In 1993, The Street Academy officially registered as an NGO and relocated to the settlement behind Ghana’s famed Art Center, just meters from the sea. As an NGO, The Street Academy garnered support publically and privately to grow its mandate of providing free alternative education to Accra’s most vulnerable street children.
In nearly four decades of service, the Street Academy has cultivated thousands of students marginalized by poverty and circumstance. The Street Academy successfully reimagines futures, including boxing celebrities Joseph Agbeko, Alfred Tetteh, Anyetei Laryea, Osumani Akaba, and Tijani Moro. Addy Ankrah, Francis Martey, Sammuel Tackie and Joseph Tagoe excelled as professional footballers and Emmanuel Commey won the 2016 Best SWAG table tennis of the year. Other alumn were recruited into public service: Police, Immigration and the Navy. The self-disciple and self-empowerment approach readies children to take control of their trajectories.
Today, the Street Academy teaches nearly 80 students. During the pandemic, the Street Academy sustained food programs for their own students, as well as hundreds of Jamestown children. On average, twenty percent of the student body bridges annually into their next educational phase. The Street Academy did not allow the pandemic to derail its graduating students. Operating under advanced COVID-19 protocols, 21 graduating students attended classes weekly to pass their placement exams and be enrolled by the Ministry of Education. We are so proud of their persistence.
The Street Academy Founder Executive Director
Nii Ataa Lartey was born and raised in Greater Accra. The son of a Prison Warden, Ataa travelled throughout Ghana, moving wherever his father was stationed. Following in his father’s footsteps, he entered into the Prison Service in 1978. Ataa, a self-proclaimed sport enthusiast, strategized a platform for competition and enjoyment within work. He managed an officer’s boxing team and honed his skills in management by creating brackets, organizing fights, and inspiring players with focus and confidence. Though never an athlete himself, Atta found a balance and harmony in sports. He managed the Black Bombers National Boxing Team and guided them to the Seoul Olympics in 1986. Ataa sharpened his Sports Management and expanded his philanthropic skillset in social work at Leipzig University of Science and Sports in Germany from 1992-1994. After travelling through Finland, Holland, and the United Kingdom, he returned to Ghana. Shortly thereafter, UNICEF awarded his achievements by sponsoring courses at the Ghana Institute of Management and Public Administration.
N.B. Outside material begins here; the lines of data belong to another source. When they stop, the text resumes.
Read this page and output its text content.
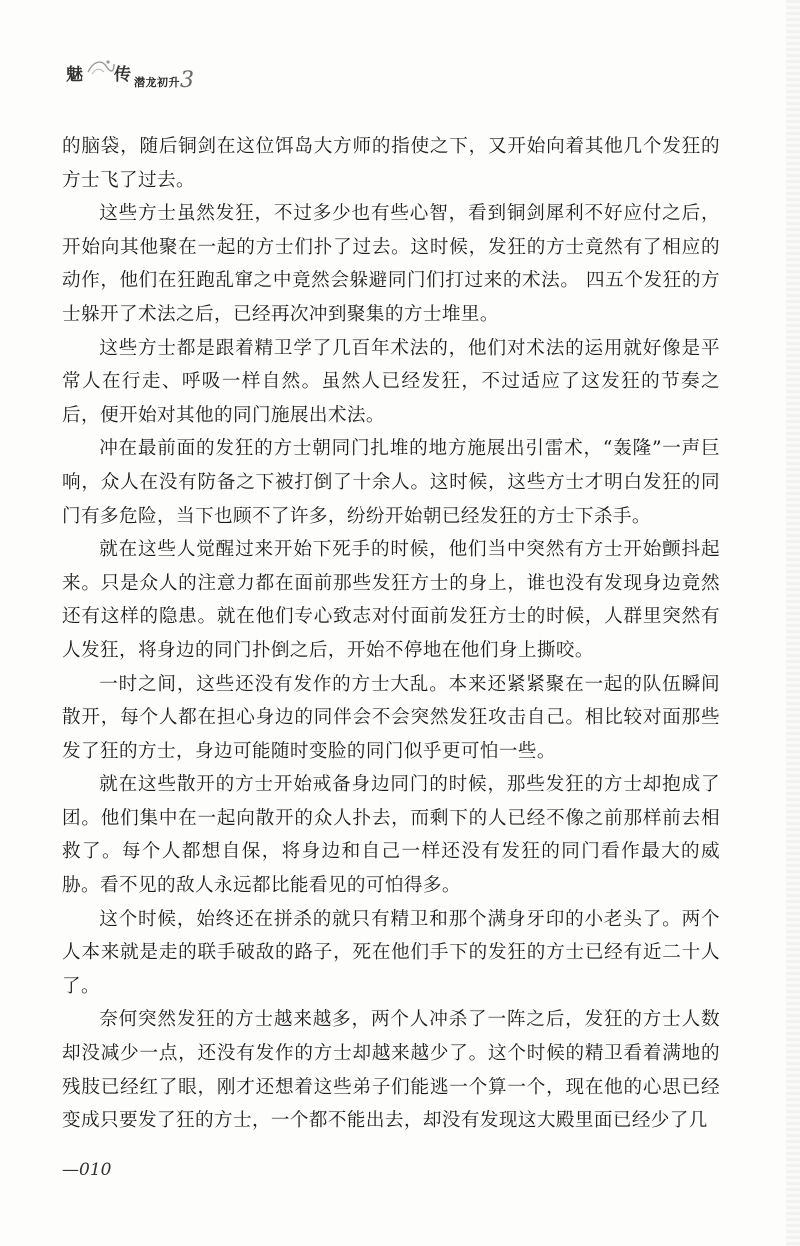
魅 传 潜龙初升 3

的脑袋，随后铜剑在这位饵岛大方师的指使之下，又开始向着其他几个发狂的方士飞了过去。

这些方士虽然发狂，不过多少也有些心智，看到铜剑犀利不好应付之后，开始向其他聚在一起的方士们扑了过去。这时候，发狂的方士竟然有了相应的动作，他们在狂跑乱窜之中竟然会躲避同门们打过来的术法。 四五个发狂的方士躲开了术法之后，已经再次冲到聚集的方士堆里。

这些方士都是跟着精卫学了几百年术法的，他们对术法的运用就好像是平常人在行走、呼吸一样自然。虽然人已经发狂，不过适应了这发狂的节奏之后，便开始对其他的同门施展出术法。

冲在最前面的发狂的方士朝同门扎堆的地方施展出引雷术，“轰隆”一声巨响，众人在没有防备之下被打倒了十余人。这时候，这些方士才明白发狂的同门有多危险，当下也顾不了许多，纷纷开始朝已经发狂的方士下杀手。

就在这些人觉醒过来开始下死手的时候，他们当中突然有方士开始颤抖起来。只是众人的注意力都在面前那些发狂方士的身上，谁也没有发现身边竟然还有这样的隐患。就在他们专心致志对付面前发狂方士的时候，人群里突然有人发狂，将身边的同门扑倒之后，开始不停地在他们身上撕咬。

一时之间，这些还没有发作的方士大乱。本来还紧紧聚在一起的队伍瞬间散开，每个人都在担心身边的同伴会不会突然发狂攻击自己。相比较对面那些发了狂的方士，身边可能随时变脸的同门似乎更可怕一些。

就在这些散开的方士开始戒备身边同门的时候，那些发狂的方士却抱成了团。他们集中在一起向散开的众人扑去，而剩下的人已经不像之前那样前去相救了。每个人都想自保，将身边和自己一样还没有发狂的同门看作最大的威胁。看不见的敌人永远都比能看见的可怕得多。

这个时候，始终还在拼杀的就只有精卫和那个满身牙印的小老头了。两个人本来就是走的联手破敌的路子，死在他们手下的发狂的方士已经有近二十人了。

奈何突然发狂的方士越来越多，两个人冲杀了一阵之后，发狂的方士人数却没减少一点，还没有发作的方士却越来越少了。这个时候的精卫看着满地的残肢已经红了眼，刚才还想着这些弟子们能逃一个算一个，现在他的心思已经变成只要发了狂的方士，一个都不能出去，却没有发现这大殿里面已经少了几

—010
Ataa’s tireless dedication to underprivileged youth has earned him numerous accolades over the years including: the 2020 Social Impact Award for engineering a 19-week food program for children out of school during the pandemic and High Recognition from the Non-Formal Education Division of the Ghana Education Service for supporting national literacy goals.
Ataa is the Chief of Linguistics of Prampram, holding the longest running office on the Council. He fathered four children, and considers every child at the Street Academy their siblings. His patience, empathy, and generosity are boundless.